Nonlinear Dynamics and Turbulence Group, IST Austria, 3400 Klosterneuburg, Austria.
Freeside LLC, 3344 Peachtree Rd., Atlanta, Georgia 30326, USA.
Chaos. 2019 Jan;29(1):013122. doi: 10.1063/1.5058279.
We consider the motion of a droplet bouncing on a vibrating bath of the same fluid in the presence of a central potential. We formulate a rotation symmetry-reduced description of this system, which allows for the straightforward application of dynamical systems theory tools. As an illustration of the utility of the symmetry reduction, we apply it to a model of the pilot-wave system with a central harmonic force. We begin our analysis by identifying local bifurcations and the onset of chaos. We then describe the emergence of chaotic regions and their merging bifurcations, which lead to the formation of a global attractor. In this final regime, the droplet's angular momentum spontaneously changes its sign as observed in the experiments of Perrard et al. [Phys. Rev. Lett.113(10), 104101 (2014)].

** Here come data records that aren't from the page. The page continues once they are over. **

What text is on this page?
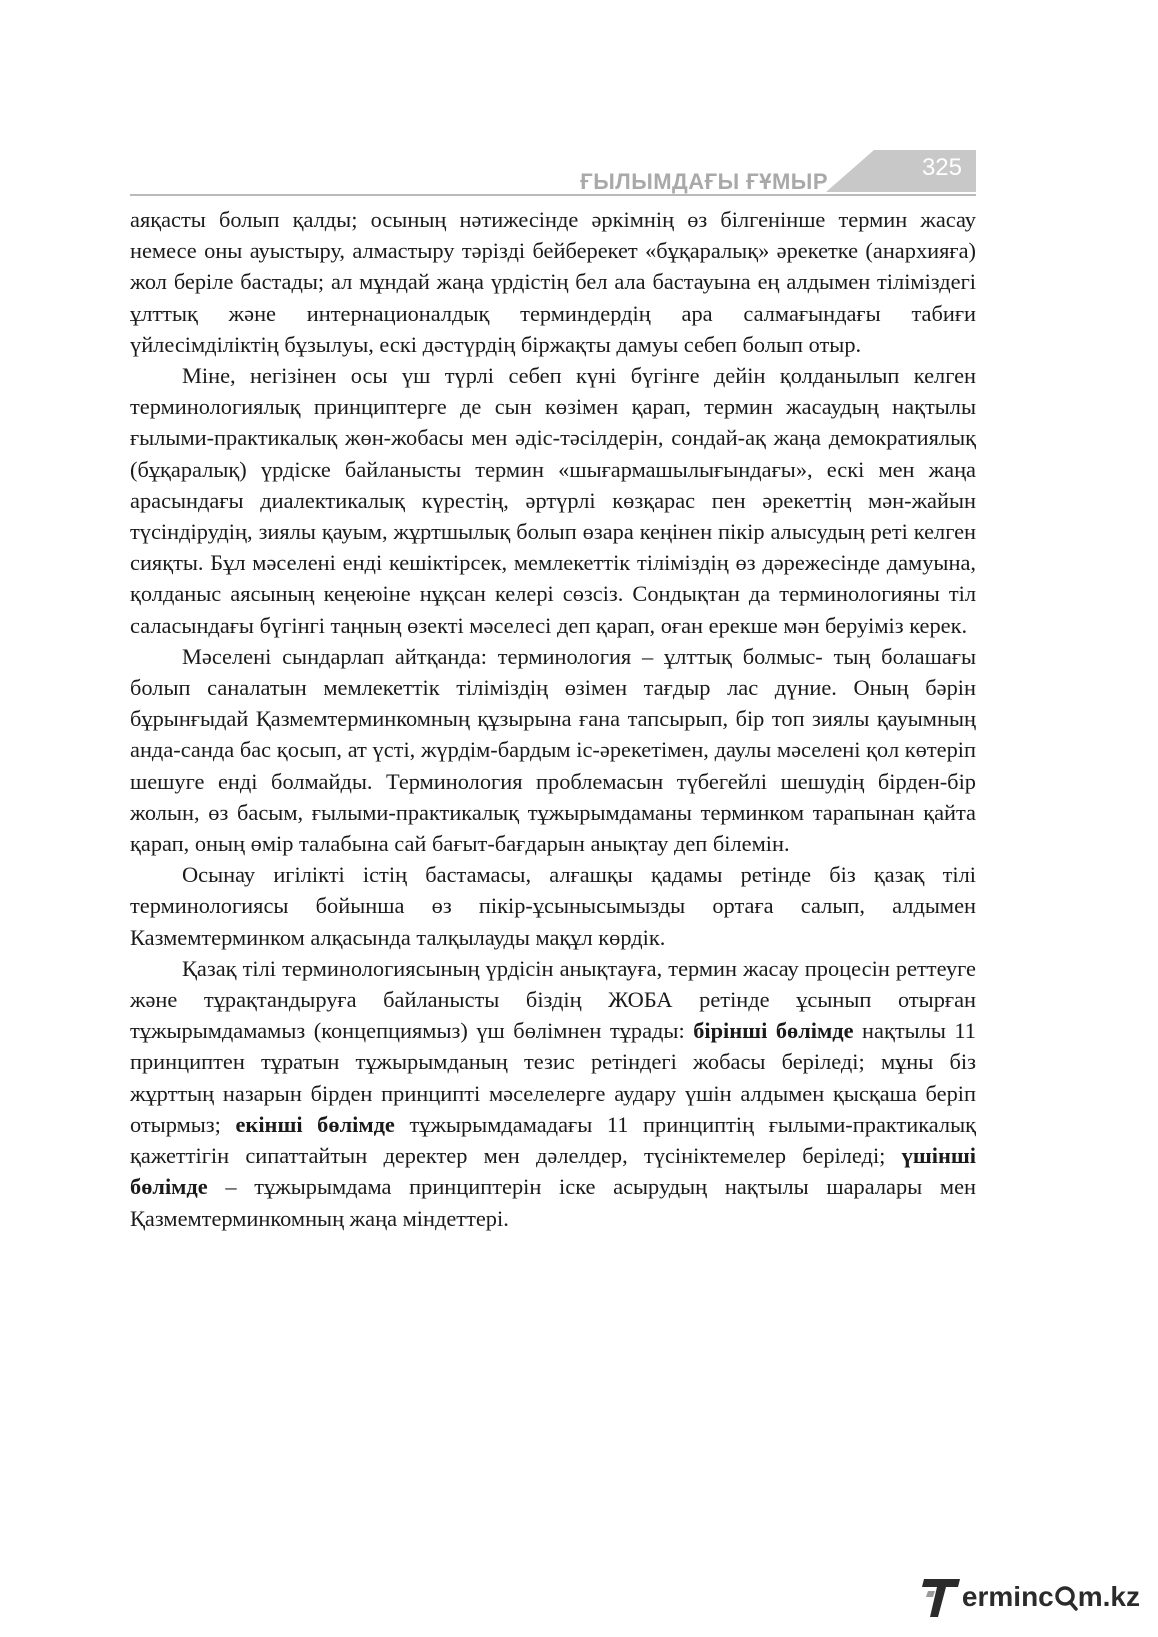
ҒЫЛЫМДАҒЫ ҒҰМЫР
325

аяқасты болып қалды; осының нәтижесінде әркімнің өз білгенінше термин жасау немесе оны ауыстыру, алмастыру тәрізді бейберекет «бұқаралық» әрекетке (анархияға) жол беріле бастады; ал мұндай жаңа үрдістің бел ала бастауына ең алдымен тіліміздегі ұлттық және интернационалдық терминдердің ара салмағындағы табиғи үйлесімділіктің бұзылуы, ескі дәстүрдің біржақты дамуы себеп болып отыр.

Міне, негізінен осы үш түрлі себеп күні бүгінге дейін қолданылып келген терминологиялық принциптерге де сын көзімен қарап, термин жасаудың нақтылы ғылыми-практикалық жөн-жобасы мен әдіс-тәсілдерін, сондай-ақ жаңа демократиялық (бұқаралық) үрдіске байланысты термин «шығармашылығындағы», ескі мен жаңа арасындағы диалектикалық күрестің, әртүрлі көзқарас пен әрекеттің мән-жайын түсіндірудің, зиялы қауым, жұртшылық болып өзара кеңінен пікір алысудың реті келген сияқты. Бұл мәселені енді кешіктірсек, мемлекеттік тіліміздің өз дәрежесінде дамуына, қолданыс аясының кеңеюіне нұқсан келері сөзсіз. Сондықтан да терминологияны тіл саласындағы бүгінгі таңның өзекті мәселесі деп қарап, оған ерекше мән беруіміз керек.

Мәселені сындарлап айтқанда: терминология – ұлттық болмыс- тың болашағы болып саналатын мемлекеттік тіліміздің өзімен тағдыр лас дүние. Оның бәрін бұрынғыдай Қазмемтерминкомның құзырына ғана тапсырып, бір топ зиялы қауымның анда-санда бас қосып, ат үсті, жүрдім-бардым іс-әрекетімен, даулы мәселені қол көтеріп шешуге енді болмайды. Терминология проблемасын түбегейлі шешудің бірден-бір жолын, өз басым, ғылыми-практикалық тұжырымдаманы терминком тарапынан қайта қарап, оның өмір талабына сай бағыт-бағдарын анықтау деп білемін.

Осынау игілікті істің бастамасы, алғашқы қадамы ретінде біз қазақ тілі терминологиясы бойынша өз пікір-ұсынысымызды ортаға салып, алдымен Казмемтерминком алқасында талқылауды мақұл көрдік.

Қазақ тілі терминологиясының үрдісін анықтауға, термин жасау процесін реттеуге және тұрақтандыруға байланысты біздің ЖОБА ретінде ұсынып отырған тұжырымдамамыз (концепциямыз) үш бөлімнен тұрады: бірінші бөлімде нақтылы 11 принциптен тұратын тұжырымданың тезис ретіндегі жобасы беріледі; мұны біз жұрттың назарын бірден принципті мәселелерге аудару үшін алдымен қысқаша беріп отырмыз; екінші бөлімде тұжырымдамадағы 11 принциптің ғылыми-практикалық қажеттігін сипаттайтын деректер мен дәлелдер, түсініктемелер беріледі; үшінші бөлімде – тұжырымдама принциптерін іске асырудың нақтылы шаралары мен Қазмемтерминкомның жаңа міндеттері.

erminc m.kz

我们考虑在存在中心势的情况下,一个液滴在同一种流体的振动浴中的运动。我们制定了一个旋转对称性降低的系统描述,这使得动力系统理论工具的直接应用成为可能。作为对称约简的实用性的说明,我们将其应用于具有中心调和力的导波系统模型。我们首先通过识别局部分叉和混沌的出现来开始我们的分析。然后,我们描述了混沌区域的出现及其合并分叉,这导致了全局吸引子的形成。在这个最终的状态下,液滴的角动量会像 Perrard 等人的实验中观察到的那样自发地改变其符号。[Phys. Rev. Lett.113(10), 104101 (2014)]。